(Not so) Islamic land reforms
There is no doubt that agriculture is the backbone of Pakistan. Forty three per cent of our labor force depends on it for its livelihood and it constitutes a sizable portion of our GDP and exports. We have often heard that land reforms are desperately needed and how they hold the key to unleashing our agricultural potential and will play an important role in raising the living standards of the poor of our nation. The argument could not be more right.
The last time an effort was made to rock the boat was by Ayub Khan in 1959 and then by Zulfiqar Ali Bhutto in 1972 and 1977. The idea was simple – take the land from the rich and distribute it amongst the poor free of cost. This broad based “Land Reforms Act” affected one Qazalbash Waqf with large tracts of land near Lahore. The Waqf, which had been in place for centuries doing good for people in the name of God, approached the courts.
The Qazalbash Waqf argued that Islamic laws provide broad protection from expropriation to the property owners if their property was acquired, in the first place through legitimate means. However, the courts in December 1980 found nothing un-Islamic in the case and ruled against the Waqf.
Meanwhile, much was changing as Ziaul Haq had come into power in 1978 with his Islamization agenda. After he took control, it was announced that firstly no law in Pakistan may be repugnant to the Holy Quran and the Sunnah and secondly that federal Sharia courts were to be established. In parallel, the martial law government picked up the heat and advised the deprived:
“It is not for employers to provide roti (bread), kapda (clothes) aur (and) makaan (homes). It was for God Almighty who is the provider of livelihood to his people. Trust in God and He will bestow upon you an abundance of good things in life.” – Zia ul Haq
The Waqf didn’t give up and filed a review petition and decided to wait it out. During the next decade, 1980-1990, much changed on the political and societal front. Renowned Islamic scholars like Taqi Usmani and others argued the case on the premise that “the expropriation of land, or any property, by the state without paying compensation is un-Islamic.”
It was finally in 1990 that he was able to swing the court’s ruled in favor of the Waqf. Whether it was strength of Taqi Usmani’s argument or the weakness of the opposition, land reforms were declared un-Islamic.

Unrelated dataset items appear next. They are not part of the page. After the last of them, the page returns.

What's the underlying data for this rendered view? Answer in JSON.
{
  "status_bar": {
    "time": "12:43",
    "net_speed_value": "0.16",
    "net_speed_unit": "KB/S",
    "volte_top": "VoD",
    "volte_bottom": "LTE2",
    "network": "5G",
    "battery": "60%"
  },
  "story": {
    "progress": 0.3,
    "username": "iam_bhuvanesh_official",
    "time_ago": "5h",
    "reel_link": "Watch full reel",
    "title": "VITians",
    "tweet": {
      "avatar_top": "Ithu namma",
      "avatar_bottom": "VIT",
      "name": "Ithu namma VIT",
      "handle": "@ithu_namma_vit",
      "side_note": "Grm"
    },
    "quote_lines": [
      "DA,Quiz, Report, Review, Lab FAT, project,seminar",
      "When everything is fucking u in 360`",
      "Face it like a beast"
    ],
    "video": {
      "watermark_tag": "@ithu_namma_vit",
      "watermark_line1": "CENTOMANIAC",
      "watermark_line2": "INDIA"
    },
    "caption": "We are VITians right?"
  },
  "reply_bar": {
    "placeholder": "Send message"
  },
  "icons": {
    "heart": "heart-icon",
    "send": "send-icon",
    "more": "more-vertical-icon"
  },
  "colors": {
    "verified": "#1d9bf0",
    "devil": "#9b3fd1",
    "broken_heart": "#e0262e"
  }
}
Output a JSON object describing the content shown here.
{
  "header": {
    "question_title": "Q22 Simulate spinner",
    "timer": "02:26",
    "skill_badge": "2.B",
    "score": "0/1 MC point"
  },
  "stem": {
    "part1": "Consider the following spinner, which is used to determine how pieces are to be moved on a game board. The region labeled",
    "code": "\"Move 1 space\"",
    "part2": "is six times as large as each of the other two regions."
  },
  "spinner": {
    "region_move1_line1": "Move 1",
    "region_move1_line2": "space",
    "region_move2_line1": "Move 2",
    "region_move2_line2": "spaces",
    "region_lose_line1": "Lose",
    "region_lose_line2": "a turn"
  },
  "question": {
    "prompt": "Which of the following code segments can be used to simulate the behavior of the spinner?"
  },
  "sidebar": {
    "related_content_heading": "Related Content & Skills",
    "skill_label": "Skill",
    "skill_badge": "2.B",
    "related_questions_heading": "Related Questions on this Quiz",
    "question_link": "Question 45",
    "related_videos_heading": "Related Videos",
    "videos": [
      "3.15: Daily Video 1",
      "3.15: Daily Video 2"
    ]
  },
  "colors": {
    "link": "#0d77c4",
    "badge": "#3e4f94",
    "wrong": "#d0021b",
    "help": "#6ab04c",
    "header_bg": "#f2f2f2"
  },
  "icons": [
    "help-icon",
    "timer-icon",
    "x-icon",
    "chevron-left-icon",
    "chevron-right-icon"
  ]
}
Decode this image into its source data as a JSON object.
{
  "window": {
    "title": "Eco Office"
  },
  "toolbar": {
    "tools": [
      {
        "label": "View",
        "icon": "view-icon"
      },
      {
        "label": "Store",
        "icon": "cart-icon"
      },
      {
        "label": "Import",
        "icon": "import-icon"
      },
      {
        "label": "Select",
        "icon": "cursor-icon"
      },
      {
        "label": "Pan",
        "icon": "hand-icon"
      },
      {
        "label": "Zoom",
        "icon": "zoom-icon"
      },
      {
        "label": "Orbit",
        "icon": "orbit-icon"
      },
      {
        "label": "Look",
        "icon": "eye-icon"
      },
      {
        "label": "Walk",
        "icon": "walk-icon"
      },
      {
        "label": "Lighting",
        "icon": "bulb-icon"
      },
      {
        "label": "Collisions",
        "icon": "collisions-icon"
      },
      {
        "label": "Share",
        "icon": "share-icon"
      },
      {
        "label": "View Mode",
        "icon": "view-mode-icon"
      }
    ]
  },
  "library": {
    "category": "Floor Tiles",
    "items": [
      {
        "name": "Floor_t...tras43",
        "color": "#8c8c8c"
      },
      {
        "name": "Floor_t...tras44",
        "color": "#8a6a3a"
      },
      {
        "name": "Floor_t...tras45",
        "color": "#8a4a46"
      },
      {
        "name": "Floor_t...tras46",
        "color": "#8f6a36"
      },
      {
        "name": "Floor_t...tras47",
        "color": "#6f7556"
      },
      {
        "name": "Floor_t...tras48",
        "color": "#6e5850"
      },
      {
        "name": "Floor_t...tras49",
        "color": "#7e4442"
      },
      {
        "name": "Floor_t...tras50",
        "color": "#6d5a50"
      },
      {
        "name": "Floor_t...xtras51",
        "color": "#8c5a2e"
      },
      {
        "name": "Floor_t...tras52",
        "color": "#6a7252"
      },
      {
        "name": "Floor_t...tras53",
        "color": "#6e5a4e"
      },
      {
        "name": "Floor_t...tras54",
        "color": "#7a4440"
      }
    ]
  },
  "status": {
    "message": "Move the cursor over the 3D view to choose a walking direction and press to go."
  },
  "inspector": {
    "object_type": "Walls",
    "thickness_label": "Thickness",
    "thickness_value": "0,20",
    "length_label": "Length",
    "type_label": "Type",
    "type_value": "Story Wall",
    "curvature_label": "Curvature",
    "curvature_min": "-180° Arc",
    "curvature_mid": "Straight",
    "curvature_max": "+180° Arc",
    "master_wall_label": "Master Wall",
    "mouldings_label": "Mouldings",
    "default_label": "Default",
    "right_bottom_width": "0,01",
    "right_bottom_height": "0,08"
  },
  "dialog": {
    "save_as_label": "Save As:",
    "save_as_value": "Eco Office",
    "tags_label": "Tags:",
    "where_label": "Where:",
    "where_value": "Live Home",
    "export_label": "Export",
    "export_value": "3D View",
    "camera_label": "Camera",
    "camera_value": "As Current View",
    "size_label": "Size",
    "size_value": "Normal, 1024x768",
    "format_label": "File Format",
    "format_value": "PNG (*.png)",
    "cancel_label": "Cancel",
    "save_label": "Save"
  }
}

Fast forward 20 years and we are still where we were – not an inch forward. In the past half a century scholars have interpreted the Islamic law both for and against the land reforms but the way forward remains in limbo with much to talk about but little to do. We have a great deal too gain and lose from an economic, social and human perspective. What we choose to do with this will determine our future and define our history.